Black book (2006) de Paul Verhoeven avec Carice Van Houtten, Sebastian Koch



Si je vous dis "un film d'époque, tiré d'une histoire vraie et affichant une mise en scène prétendument  classique », vous allez dire que je remets le couvert sur le dernier Clint Eastwood. Or c'est du dernier opus en date de Verhoeven dont il va s'agir. Et pour le coup, je risque d'être encore plus mal élevé car je considère ce cinéaste comme l'un des plus surestimés de tous les temps ! Autant Eastwood me semble, quoiqu'on puisse penser de certaines de ses œuvres, un vrai cinéaste ; autant Verhoeven représente pour moi le tâcheron épais et vulgaire dont l'unique « talent » se résume à un sens (très mesuré) de la provocation tape-à-l'œil. Pour un croisement de jambes savamment calculé, on a fait de l'horriblement ronronnant Basic instinct le thriller du siècle (alors que c'est un sommet de médiocrité) et je ne parle même pas de ces gens qui s'esbaudissent soudain devant le nullissime Showgirls ou l'extrêmement douteux Starship troopers.
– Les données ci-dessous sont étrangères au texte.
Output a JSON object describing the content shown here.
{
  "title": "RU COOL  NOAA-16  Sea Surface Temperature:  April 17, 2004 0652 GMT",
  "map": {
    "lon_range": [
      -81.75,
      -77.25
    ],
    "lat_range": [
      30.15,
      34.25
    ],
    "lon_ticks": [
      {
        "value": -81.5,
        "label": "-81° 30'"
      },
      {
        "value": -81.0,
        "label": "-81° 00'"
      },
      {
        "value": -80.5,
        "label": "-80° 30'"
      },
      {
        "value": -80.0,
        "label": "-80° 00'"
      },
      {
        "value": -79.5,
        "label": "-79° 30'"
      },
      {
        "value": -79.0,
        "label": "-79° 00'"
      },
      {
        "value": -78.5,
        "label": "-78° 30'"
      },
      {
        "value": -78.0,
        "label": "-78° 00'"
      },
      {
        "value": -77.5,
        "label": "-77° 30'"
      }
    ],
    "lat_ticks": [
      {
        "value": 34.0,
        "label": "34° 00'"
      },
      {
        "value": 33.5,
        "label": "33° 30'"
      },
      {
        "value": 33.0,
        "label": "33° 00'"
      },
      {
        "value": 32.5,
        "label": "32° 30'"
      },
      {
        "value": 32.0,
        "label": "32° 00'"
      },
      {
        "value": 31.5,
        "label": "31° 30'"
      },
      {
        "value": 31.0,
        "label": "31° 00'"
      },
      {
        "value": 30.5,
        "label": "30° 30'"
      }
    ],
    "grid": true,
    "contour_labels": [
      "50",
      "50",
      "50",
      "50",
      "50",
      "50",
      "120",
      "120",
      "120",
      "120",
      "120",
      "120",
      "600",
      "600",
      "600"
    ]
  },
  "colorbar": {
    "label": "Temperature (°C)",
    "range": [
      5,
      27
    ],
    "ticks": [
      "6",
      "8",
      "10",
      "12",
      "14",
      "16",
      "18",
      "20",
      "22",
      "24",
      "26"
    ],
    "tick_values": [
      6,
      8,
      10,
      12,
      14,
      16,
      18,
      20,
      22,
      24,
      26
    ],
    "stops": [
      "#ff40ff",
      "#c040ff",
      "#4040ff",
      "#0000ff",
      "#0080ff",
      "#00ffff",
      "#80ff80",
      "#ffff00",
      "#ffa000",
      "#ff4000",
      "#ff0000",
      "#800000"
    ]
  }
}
Même ses premiers films bataves (Turkish delices ou Le quatrième homme) me paraissent frappés du même sceau de lourdeur et de provoc épate-bourgeois.


En découvrant ce Black book, qui fut plutôt très soutenu par la presse, je me disais que la critique avait bien changé en quelques années. Je présume qu'il y a trente ans, on aurait pris ce film pour ce qu'il est : un avatar pas très inspiré du Portier de nuit de Cavani puisque notre héroïne est une résistante juive qui s'éprend d'un officier de la gestapo qu'elle entend « utiliser » à des fins d'espionnage...

Dans une époque plus « politisée » (jusqu'à la caricature, sans doute), le film aurait prêté le flanc à toutes les attaques d'ordre idéologique. Nous essaierons de ne pas nous laisser tenter et constaterons simplement avec un peu d'étonnement que le film entend nous faire davantage pleurer sur la mort d'un officier nazi que sur les victimes (résistants, juifs...) de la guerre et qu'il nous montre des exactions à la Libération qui paraissent presque pires que celles commises par les nazis. Je suis tout à fait prêt à entendre que des horreurs ont été commises au moment de la victoire des alliés (j'en suis d'ailleurs persuadé) mais tout est affaire de proportion et lorsqu'un film entend mettre les deux dans la balance, il est légitime de s'interroger sur la question essentielle du point de vue du cinéaste.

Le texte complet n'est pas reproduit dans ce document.